Curufin无奈地将Finrod推开,看着后者在床上软绵绵地滚了一圈后,惺忪地朝他微笑:“呼——啊,早安。”

Curufin不太想跟他道早安,每次在国王的卧室醒来时,他都不太想。

“昨晚睡得好吗?”但Finrod总是会适时地转换话题。

“不好,一直在做噩梦。”

Finrod困惑地偏过头:“可你昨晚很早就不省人事了,我拖着你去洗澡的时候都一直没有醒过来。”

“难怪我会梦见被蜘蛛抓住以后又扔进了水里。”

“哈哈哈哈哈哈,原来你也会做这么具体的噩梦啊——不,不对,你是在骗我吧。你看你的耳朵尖都动了。有没有人告诉过你,你说谎的时候耳朵尖就会动?”

Curufin皱着眉捂住耳朵,但国王却笑得更大声了:“骗你的。”

“有这么好笑吗?”

“哎呀,因为你刚睡醒的时候真的很有意思——但你确实没有做噩梦,这个我可以赌上十条Nauglamir来打包票。”

“其一,不要随便拿国宝来开玩笑。其二,你也没有十条Nauglamir。其三,你怎么知道我做了什么梦,你用了什么不道德的魔法吗?”

“如果你梦到了蜘蛛,应该不会睡着睡着往我这边蹭吧?什么样的优秀猎物会一脸开心地拥抱蜘蛛啊?”

“……啊?”

“就是字面上的意思啊,我在噩梦中途醒了过来,想去倒杯水喝,却被你紧紧抱着动弹不得。但是看见你睡得这么好,我渐渐也没有那么害怕了,然后才又睡着。”

“又是骗我的?”

“这次是真的。”

Curufin冷笑了一声,顺手扯了个枕头扔在那张厚颜无耻的笑脸上,趁着Finrod偏头躲避迅速地翻身下床,不让对方看见因酸痛而变得怪异的动作。他从昨天喝酒的沙发上捡起皱成一团的衣服,不满地发现上面不知何时多了滩酒渍,还散发着隔夜的酒味:“开玩笑,这世上有什么东西能把你吓醒?一如他老人家在你梦里显灵了吗?”

“是狼群。”

“你在南方见过狼群吗?”Curufin思考了一下,改口道:“啊,以前见过也不一定……但这玩意有什么可怕的?以前Himlad到处都是,Turko一出去打猎就吓得夹着尾巴逃跑。”

“现在我当然可以说不怕,但梦里是不一样的。你看,你会在梦里坦诚地拥抱我,但现在会吗?”

“你张开手臂做什么?我不会为了反驳一句话就去抱你的。别抱着枕头装可怜——起床,借我一件深色的外套,我衣服脏了。”

“诶……你的外套就算泼上石油都看不出来吧。

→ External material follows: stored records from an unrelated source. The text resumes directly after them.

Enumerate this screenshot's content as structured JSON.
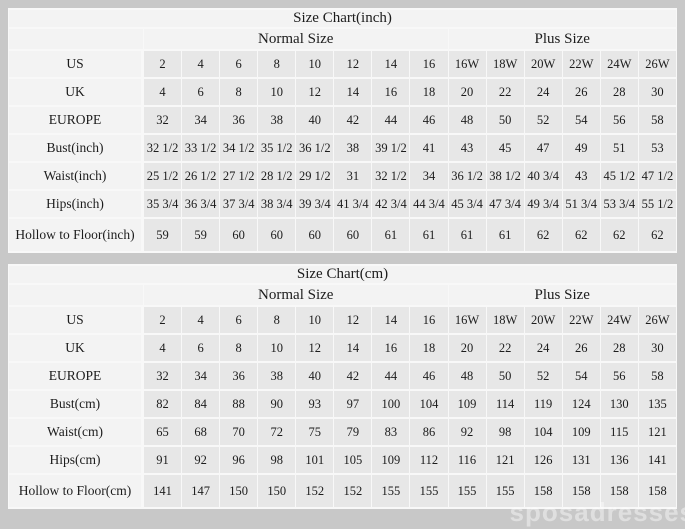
{
  "watermark": "sposadresses",
  "colors": {
    "page_bg": "#c8c8c8",
    "header_cell_bg": "#f3f3f3",
    "data_cell_bg": "#e7e7e7",
    "grid_line": "#f8f8f8",
    "text": "#1c1c1c"
  },
  "tables": [
    {
      "title": "Size Chart(inch)",
      "group_headers": {
        "normal": "Normal Size",
        "plus": "Plus Size"
      },
      "rows": [
        {
          "label": "US",
          "values": [
            "2",
            "4",
            "6",
            "8",
            "10",
            "12",
            "14",
            "16",
            "16W",
            "18W",
            "20W",
            "22W",
            "24W",
            "26W"
          ]
        },
        {
          "label": "UK",
          "values": [
            "4",
            "6",
            "8",
            "10",
            "12",
            "14",
            "16",
            "18",
            "20",
            "22",
            "24",
            "26",
            "28",
            "30"
          ]
        },
        {
          "label": "EUROPE",
          "values": [
            "32",
            "34",
            "36",
            "38",
            "40",
            "42",
            "44",
            "46",
            "48",
            "50",
            "52",
            "54",
            "56",
            "58"
          ]
        },
        {
          "label": "Bust(inch)",
          "values": [
            "32 1/2",
            "33 1/2",
            "34 1/2",
            "35 1/2",
            "36 1/2",
            "38",
            "39 1/2",
            "41",
            "43",
            "45",
            "47",
            "49",
            "51",
            "53"
          ]
        },
        {
          "label": "Waist(inch)",
          "values": [
            "25 1/2",
            "26 1/2",
            "27 1/2",
            "28 1/2",
            "29 1/2",
            "31",
            "32 1/2",
            "34",
            "36 1/2",
            "38 1/2",
            "40 3/4",
            "43",
            "45 1/2",
            "47 1/2"
          ]
        },
        {
          "label": "Hips(inch)",
          "values": [
            "35 3/4",
            "36 3/4",
            "37 3/4",
            "38 3/4",
            "39 3/4",
            "41 3/4",
            "42 3/4",
            "44 3/4",
            "45 3/4",
            "47 3/4",
            "49 3/4",
            "51 3/4",
            "53 3/4",
            "55 1/2"
          ]
        },
        {
          "label": "Hollow to Floor(inch)",
          "values": [
            "59",
            "59",
            "60",
            "60",
            "60",
            "60",
            "61",
            "61",
            "61",
            "61",
            "62",
            "62",
            "62",
            "62"
          ]
        }
      ]
    },
    {
      "title": "Size Chart(cm)",
      "group_headers": {
        "normal": "Normal Size",
        "plus": "Plus Size"
      },
      "rows": [
        {
          "label": "US",
          "values": [
            "2",
            "4",
            "6",
            "8",
            "10",
            "12",
            "14",
            "16",
            "16W",
            "18W",
            "20W",
            "22W",
            "24W",
            "26W"
          ]
        },
        {
          "label": "UK",
          "values": [
            "4",
            "6",
            "8",
            "10",
            "12",
            "14",
            "16",
            "18",
            "20",
            "22",
            "24",
            "26",
            "28",
            "30"
          ]
        },
        {
          "label": "EUROPE",
          "values": [
            "32",
            "34",
            "36",
            "38",
            "40",
            "42",
            "44",
            "46",
            "48",
            "50",
            "52",
            "54",
            "56",
            "58"
          ]
        },
        {
          "label": "Bust(cm)",
          "values": [
            "82",
            "84",
            "88",
            "90",
            "93",
            "97",
            "100",
            "104",
            "109",
            "114",
            "119",
            "124",
            "130",
            "135"
          ]
        },
        {
          "label": "Waist(cm)",
          "values": [
            "65",
            "68",
            "70",
            "72",
            "75",
            "79",
            "83",
            "86",
            "92",
            "98",
            "104",
            "109",
            "115",
            "121"
          ]
        },
        {
          "label": "Hips(cm)",
          "values": [
            "91",
            "92",
            "96",
            "98",
            "101",
            "105",
            "109",
            "112",
            "116",
            "121",
            "126",
            "131",
            "136",
            "141"
          ]
        },
        {
          "label": "Hollow to Floor(cm)",
          "values": [
            "141",
            "147",
            "150",
            "150",
            "152",
            "152",
            "155",
            "155",
            "155",
            "155",
            "158",
            "158",
            "158",
            "158"
          ]
        }
      ]
    }
  ]
}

”Finrod咕哝着,丧气地裹着被子从床上爬起来,拖着脚走进衣帽间里。过了一会拿出件绣满百合花的蓝袍子,“给。”

“我要黑色的。”

“你什么时候见我穿过黑色的衣服啊?这条是颜色最深的了——要不就是这些。”

Finrod转头抱出一堆花花绿绿的袍子,那格外丰富的色彩令Curufin脑中闪过了一些难以启齿的画面。“指望你的衣橱里出现一些稳重的衣服,恐怕比Nargothrond里突然冒出一群狼更加异想天开。”他从Finrod怀抱的长袍中抽出一条深红色的披在身上。

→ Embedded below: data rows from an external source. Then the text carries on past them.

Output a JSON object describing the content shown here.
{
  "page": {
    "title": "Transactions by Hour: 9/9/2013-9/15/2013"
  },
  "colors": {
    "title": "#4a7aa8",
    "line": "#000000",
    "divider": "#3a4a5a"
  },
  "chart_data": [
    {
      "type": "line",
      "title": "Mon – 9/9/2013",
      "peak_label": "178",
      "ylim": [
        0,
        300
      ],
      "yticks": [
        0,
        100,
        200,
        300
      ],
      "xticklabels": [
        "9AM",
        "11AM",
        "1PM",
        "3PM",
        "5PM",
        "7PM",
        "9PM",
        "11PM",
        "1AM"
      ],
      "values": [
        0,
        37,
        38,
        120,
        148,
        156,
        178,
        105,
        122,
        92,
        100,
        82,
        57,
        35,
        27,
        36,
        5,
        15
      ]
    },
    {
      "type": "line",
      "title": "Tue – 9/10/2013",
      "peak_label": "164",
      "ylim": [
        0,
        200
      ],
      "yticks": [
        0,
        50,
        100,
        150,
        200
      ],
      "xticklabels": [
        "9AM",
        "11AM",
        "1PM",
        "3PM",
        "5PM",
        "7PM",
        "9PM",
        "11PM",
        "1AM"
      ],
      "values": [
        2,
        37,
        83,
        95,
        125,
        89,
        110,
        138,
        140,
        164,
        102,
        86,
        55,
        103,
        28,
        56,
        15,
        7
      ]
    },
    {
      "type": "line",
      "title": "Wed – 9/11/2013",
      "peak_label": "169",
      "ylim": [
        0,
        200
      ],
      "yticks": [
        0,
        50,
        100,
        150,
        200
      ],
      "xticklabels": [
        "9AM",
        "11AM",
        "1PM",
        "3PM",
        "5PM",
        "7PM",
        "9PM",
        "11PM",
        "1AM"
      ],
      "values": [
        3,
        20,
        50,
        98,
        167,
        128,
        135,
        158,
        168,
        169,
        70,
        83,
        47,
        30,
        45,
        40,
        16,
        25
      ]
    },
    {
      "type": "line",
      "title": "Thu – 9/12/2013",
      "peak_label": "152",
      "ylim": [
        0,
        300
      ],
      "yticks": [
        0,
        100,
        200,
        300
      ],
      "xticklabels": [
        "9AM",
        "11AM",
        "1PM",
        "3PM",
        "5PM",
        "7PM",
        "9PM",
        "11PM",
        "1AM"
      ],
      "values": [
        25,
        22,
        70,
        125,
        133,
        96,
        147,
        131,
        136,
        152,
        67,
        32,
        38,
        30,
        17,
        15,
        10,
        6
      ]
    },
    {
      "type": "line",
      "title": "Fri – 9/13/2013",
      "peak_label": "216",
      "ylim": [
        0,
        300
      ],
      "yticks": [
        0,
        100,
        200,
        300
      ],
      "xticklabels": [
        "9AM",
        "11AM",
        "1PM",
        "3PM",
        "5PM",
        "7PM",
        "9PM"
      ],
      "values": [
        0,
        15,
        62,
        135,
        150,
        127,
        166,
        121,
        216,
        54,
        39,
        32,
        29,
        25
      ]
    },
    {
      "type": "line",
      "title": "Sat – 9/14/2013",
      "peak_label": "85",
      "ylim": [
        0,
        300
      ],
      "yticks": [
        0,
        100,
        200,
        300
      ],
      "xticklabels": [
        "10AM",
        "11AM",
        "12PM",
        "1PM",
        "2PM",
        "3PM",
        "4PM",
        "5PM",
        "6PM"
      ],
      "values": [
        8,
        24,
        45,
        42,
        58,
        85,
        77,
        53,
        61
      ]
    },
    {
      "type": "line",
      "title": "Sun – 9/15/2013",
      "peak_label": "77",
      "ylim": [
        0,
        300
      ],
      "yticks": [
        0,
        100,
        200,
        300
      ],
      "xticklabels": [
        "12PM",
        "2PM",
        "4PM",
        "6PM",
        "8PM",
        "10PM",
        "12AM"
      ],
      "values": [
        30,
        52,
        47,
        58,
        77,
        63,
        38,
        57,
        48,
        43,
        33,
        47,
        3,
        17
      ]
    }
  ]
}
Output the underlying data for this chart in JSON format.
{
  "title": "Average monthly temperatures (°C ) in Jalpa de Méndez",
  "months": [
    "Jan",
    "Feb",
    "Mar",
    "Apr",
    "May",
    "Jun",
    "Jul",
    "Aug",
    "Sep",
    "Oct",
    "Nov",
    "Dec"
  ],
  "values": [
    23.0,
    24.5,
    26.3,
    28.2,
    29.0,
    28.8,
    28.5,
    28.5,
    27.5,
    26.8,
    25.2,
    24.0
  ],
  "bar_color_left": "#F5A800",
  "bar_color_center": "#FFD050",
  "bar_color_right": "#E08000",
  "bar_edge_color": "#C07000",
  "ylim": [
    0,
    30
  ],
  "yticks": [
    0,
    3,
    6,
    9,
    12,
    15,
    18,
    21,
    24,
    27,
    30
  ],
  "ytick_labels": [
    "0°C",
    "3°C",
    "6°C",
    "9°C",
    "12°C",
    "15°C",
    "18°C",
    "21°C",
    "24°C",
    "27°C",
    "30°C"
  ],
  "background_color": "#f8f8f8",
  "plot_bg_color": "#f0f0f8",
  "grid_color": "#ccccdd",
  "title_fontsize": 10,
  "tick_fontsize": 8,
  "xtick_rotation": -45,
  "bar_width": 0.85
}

“我不认为只有黑色是稳重的,你也该多尝试一下别的颜色。其实昨晚我终于验证了一个长期以来的猜想——那就是你穿上鲜艳颜色的样子很好看。”

“……谢谢提醒,我会从无人的密道回去的,然后一回房间就换下来还给你。”

Finrod打着哈欠点了点头,依旧大方地傻笑着,Curufin的讽刺永远刺不穿国王的表层,就像他猜不到Finrod的噩梦,还有他昨晚在意识朦胧间听到的话是否真的存在。Finrod替他打开了房间的侧门,这边没有卫兵把守,自然就不会有人看见Curufin清晨穿着不属于他的衣服从不属于他的房间走出来,还有他身后蓬头垢面裸身披着被子的国王。

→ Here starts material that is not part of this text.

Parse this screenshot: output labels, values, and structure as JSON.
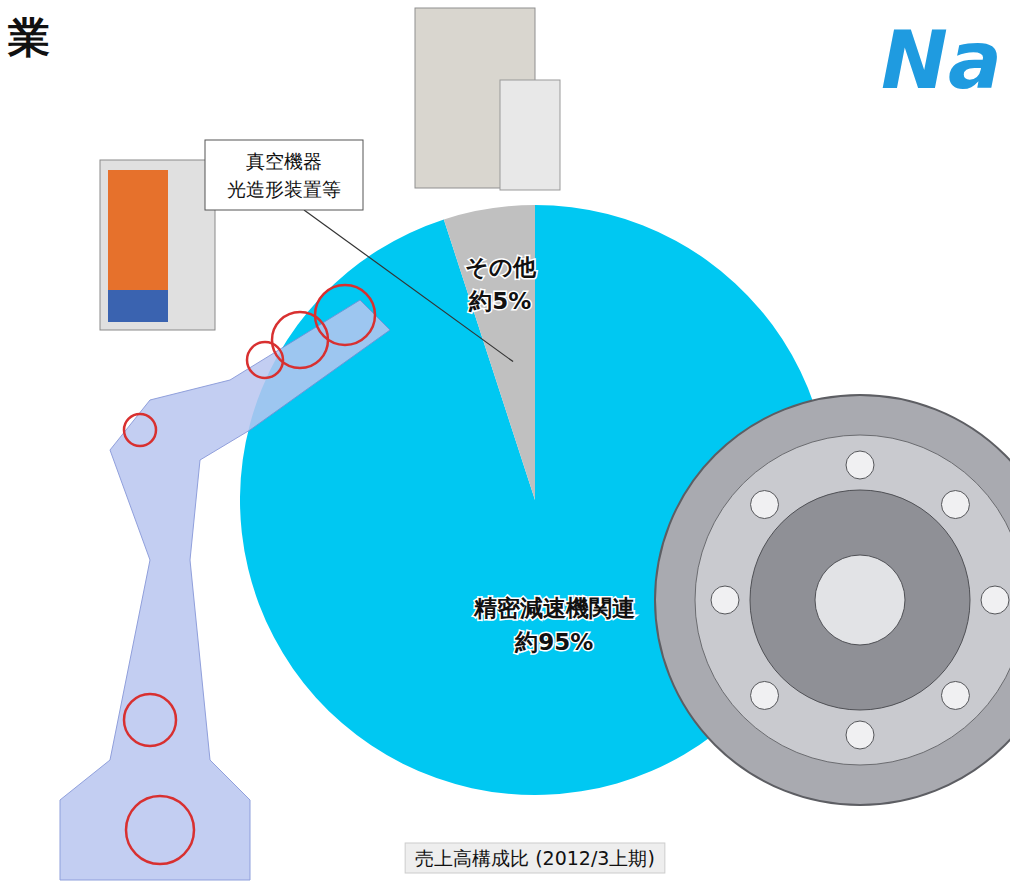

门后是一如既往的Nargothrond的日常,在那里他们是亲人,臣下和国王,患者和病人以及性格不合的冤家。他和国王约定过(主要是他要求的),不把这间卧室里的关系带到其他任何场合里。今天晚些时候Curufin应该还会在餐桌或花园之类的地方见到Finrod,那时他应该又是美丽无瑕,像地底的神明一样完美得让人想呕的样子了。

想到这里,Curufin忽然回过身,拥抱了一下被子里的国王。

“早安。”

说完他迅速地扭头从自己的冲动和呆滞地睁大眼睛的国王身边逃开了。